To what extent do structural changes in catalytic metal sites affect enzyme function?

Abstract

About half of known enzymatic reactions involve metals. Enzymes belonging to the same superfamily often evolve to catalyze different reactions on the same structural scaffold. The work presented here investigates how functional differentiation, within superfamilies that contain metalloenzymes, relates to structural changes at the catalytic metal site. In general, when the catalytic metal site is unchanged across the enzymes of a superfamily, the functional differentiation within the superfamily tends to be low and the mechanism conserved. Conversely, all types of structural changes in the metal binding site are observed for superfamilies with high functional differentiation. Overall, the catalytic role of the metal ions appears to be one of the most conserved features of the enzyme mechanism within metalloenzyme superfamilies. In particular, when the catalytic role of the metal ion does not involve a redox reaction (i.e. there is no exchange of electrons with the substrate), this role is almost always maintained even when the site undergoes significant structural changes. In these enzymes, functional diversification is most often associated with modifications in the surrounding protein matrix, which has changed so much that the enzyme chemistry is significantly altered. On the other hand, in more than 50% of the examples where the metal has a redox role in catalysis, changes at the metal site modify its catalytic role. Further, we find that there are no examples in our dataset where metal sites with a redox role are lost during evolution.

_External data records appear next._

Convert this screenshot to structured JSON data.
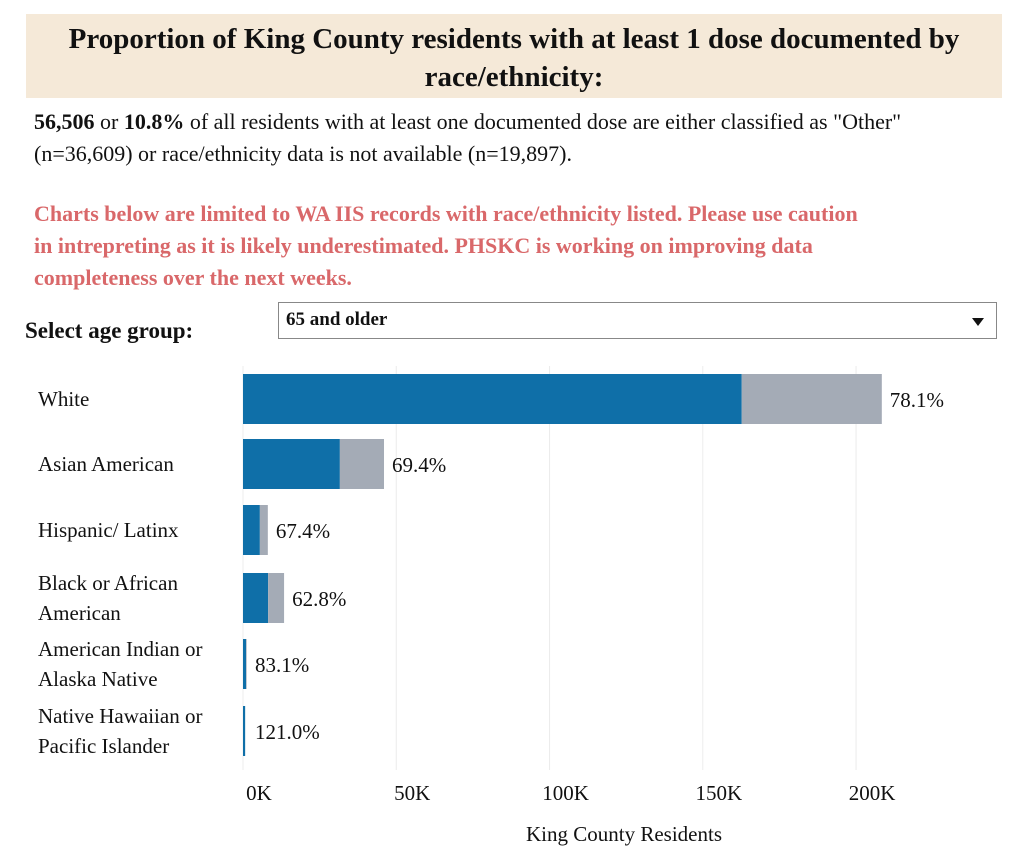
{
  "header": {
    "title": "Proportion of King County residents with at least 1 dose documented by race/ethnicity:"
  },
  "summary": {
    "count": "56,506",
    "connector": "or",
    "percent": "10.8%",
    "rest": "of all residents with at least one documented dose are either classified as \"Other\" (n=36,609) or race/ethnicity data is not available (n=19,897)."
  },
  "warning": [
    "Charts below are limited to WA IIS records with race/ethnicity listed. Please use caution",
    "in intrepreting as it is likely underestimated. PHSKC is working on improving data",
    "completeness over the next weeks."
  ],
  "filter": {
    "label": "Select age group:",
    "selected": "65 and older"
  },
  "chart_data": {
    "type": "bar",
    "orientation": "horizontal",
    "stacked": true,
    "categories": [
      "White",
      "Asian American",
      "Hispanic/ Latinx",
      "Black or African American",
      "American Indian or Alaska Native",
      "Native Hawaiian or Pacific Islander"
    ],
    "series": [
      {
        "color": "#0f6fa8",
        "values": [
          162700,
          31600,
          5500,
          8200,
          1000,
          700
        ]
      },
      {
        "color": "#a4abb6",
        "values": [
          45700,
          14400,
          2600,
          5200,
          200,
          0
        ]
      }
    ],
    "annotations": [
      "78.1%",
      "69.4%",
      "67.4%",
      "62.8%",
      "83.1%",
      "121.0%"
    ],
    "xlim": [
      0,
      245000
    ],
    "xticks": [
      {
        "value": 0,
        "label": "0K"
      },
      {
        "value": 50000,
        "label": "50K"
      },
      {
        "value": 100000,
        "label": "100K"
      },
      {
        "value": 150000,
        "label": "150K"
      },
      {
        "value": 200000,
        "label": "200K"
      }
    ],
    "xlabel": "King County Residents",
    "grid": true
  }
}
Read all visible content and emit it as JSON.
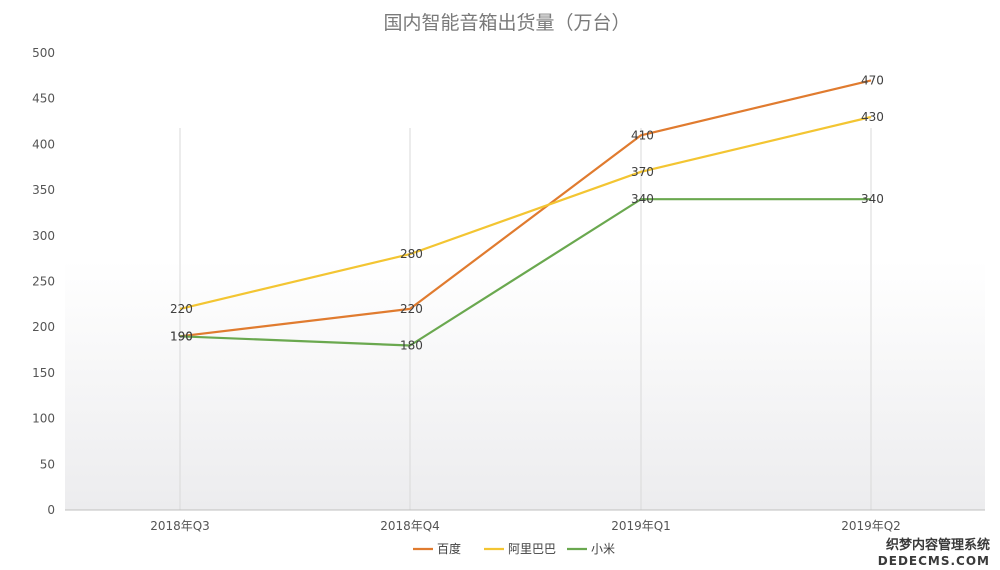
{
  "chart_data": {
    "type": "line",
    "title": "国内智能音箱出货量（万台）",
    "categories": [
      "2018年Q3",
      "2018年Q4",
      "2019年Q1",
      "2019年Q2"
    ],
    "y_ticks": [
      0,
      50,
      100,
      150,
      200,
      250,
      300,
      350,
      400,
      450,
      500
    ],
    "ylim": [
      0,
      500
    ],
    "grid": "vertical lines at categories",
    "legend": "bottom-center",
    "series": [
      {
        "name": "百度",
        "color": "#e07b2f",
        "values": [
          190,
          220,
          410,
          470
        ]
      },
      {
        "name": "阿里巴巴",
        "color": "#f3c532",
        "values": [
          220,
          280,
          370,
          430
        ]
      },
      {
        "name": "小米",
        "color": "#6aa84f",
        "values": [
          190,
          180,
          340,
          340
        ]
      }
    ]
  },
  "watermark": {
    "line1": "织梦内容管理系统",
    "line2": "DEDECMS.COM"
  }
}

Synopsis: In this paper we investigate how functional diversity within superfamilies of metalloenzymes relates to structural changes at the catalytic metal site. Evolution tends to strictly conserve the metal site. When changes occur, they do not modify the catalytic role of non-redox metals whereas they affect the role of redox-active metals.

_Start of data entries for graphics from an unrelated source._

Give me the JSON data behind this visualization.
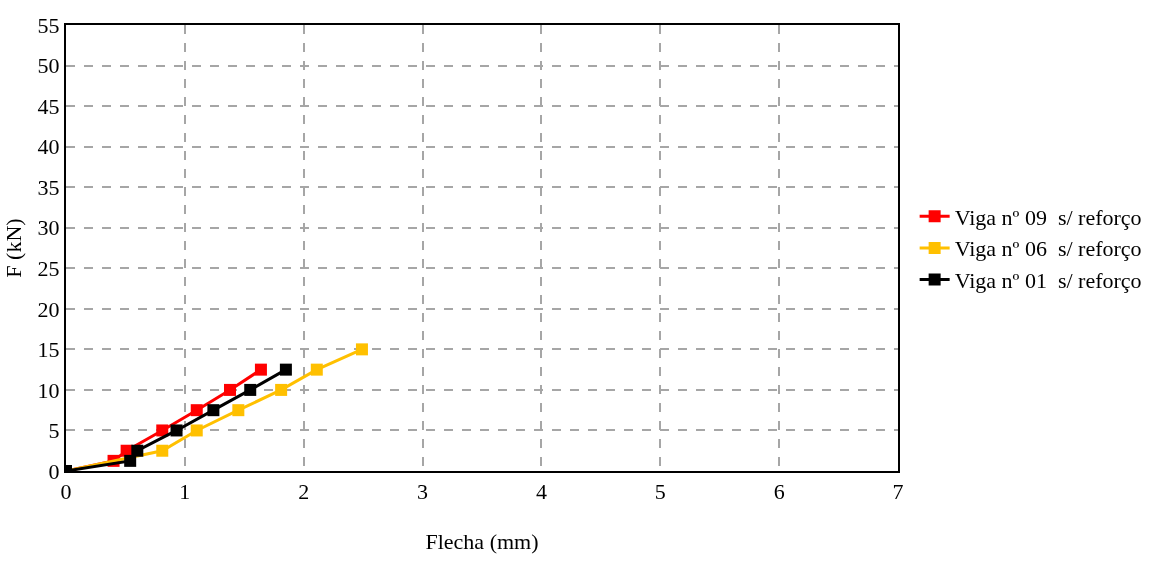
{
  "chart_data": {
    "type": "line",
    "xlabel": "Flecha (mm)",
    "ylabel": "F (kN)",
    "xlim": [
      0,
      7
    ],
    "xticks": [
      0,
      1,
      2,
      3,
      4,
      5,
      6,
      7
    ],
    "ylim": [
      0,
      55
    ],
    "yticks": [
      0,
      5,
      10,
      15,
      20,
      25,
      30,
      35,
      40,
      45,
      50,
      55
    ],
    "grid": true,
    "legend": "right",
    "marker": "square",
    "line_style": "solid",
    "series": [
      {
        "name": "Viga nº 09  s/ reforço",
        "color": "#ff0000",
        "x": [
          0,
          0.4,
          0.51,
          0.81,
          1.1,
          1.38,
          1.64
        ],
        "values": [
          0,
          1.25,
          2.5,
          5,
          7.5,
          10,
          12.5
        ]
      },
      {
        "name": "Viga nº 06  s/ reforço",
        "color": "#ffc000",
        "x": [
          0,
          0.81,
          1.1,
          1.45,
          1.81,
          2.11,
          2.49
        ],
        "values": [
          0,
          2.5,
          5,
          7.5,
          10,
          12.5,
          15
        ]
      },
      {
        "name": "Viga nº 01  s/ reforço",
        "color": "#000000",
        "x": [
          0,
          0.54,
          0.6,
          0.93,
          1.24,
          1.55,
          1.85
        ],
        "values": [
          0,
          1.25,
          2.5,
          5,
          7.5,
          10,
          12.5
        ]
      }
    ]
  }
}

Keywords: Bioinorganic chemistry; Copper; Enzymes; Evolution; Iron; Magnesium; Metallo-proteins; Zinc.

Graphical abstract

Fig. 1

Pipeline to separate a given CATH superfamily into defined subgroups based on subsequent splitting events. The occurrence of splitting events (steps 1–6) is evaluated hierarchically. The level of functional differentiation (defined as the highest level at which the EC numbers changed for any possible pair of superfamily members in the different subgroups created) is assigned to each splitting event at the end of the procedure (step 7). It is important to note that this pipeline does not necessarily capture the evolutionary history of the family and its members.

Fig. 2

Separation of the 101 splitting events based on (A) the type of metal site changes and (B) the maximum functional differentiation.

Fig. 3

Relationship between functional differentiation and types of metal site variation.

Fig. 4

Statistics on the relationship between splitting events and change in the catalytic role of the metal site. The figure shows the percentage of splitting events for which the catalytic role of the metal ion is not conserved, separated by the type of structural change in the site (Panel A), and by the level of functional differentiation (Panel B). Panel C shows the same ratio for sites where the metal ion does not have a redox role (left) and for sites where the metal ion has a redox role (right), taking into account only superfamilies containing exclusively metalloenzymes.

Fig. 5

A superfamily (CATH 3.30.1130.10) containing enzymes with different EC numbers and gaining/losing a catalytic metal-binding site. The aligned protein structures (top), the aligned active sites with substrate-analogs bound (middle, the metal ion is depicted as a red sphere), and the structure-based alignment of the metal-binding ligands (bottom) are shown. The EC number of each enzyme is shown above the structure. (For interpretation of the references to color in this figure legend, the reader is referred to the web version of this article.)

Fig. 6

A superfamily (CATH 3.20.20.150) containing enzymes with different EC numbers and different nuclearity of the metal site. The aligned protein structures (top), the aligned metal site structures (middle, metal ions are depicted as red spheres), and the structure-based alignment of the metal-binding ligands (bottom, different colors indicate the ligands of individual metal ions) are shown. The EC number of each enzyme is reported above the structure. (For interpretation of the references to color in this figure legend, the reader is referred to the web version of this article.)

Fig. 7

Comparison of the mechanisms of (A) lactaldehyde reductase and (B) dehydroquinate synthase. These two metal-dependent enzymes share the same fold and the binding site of the metal ion is located in corresponding positions in the two proteins. The enzymes are dependent on iron(II) and zinc(II), respectively, yet the reaction mechanism is analogous (see text for details).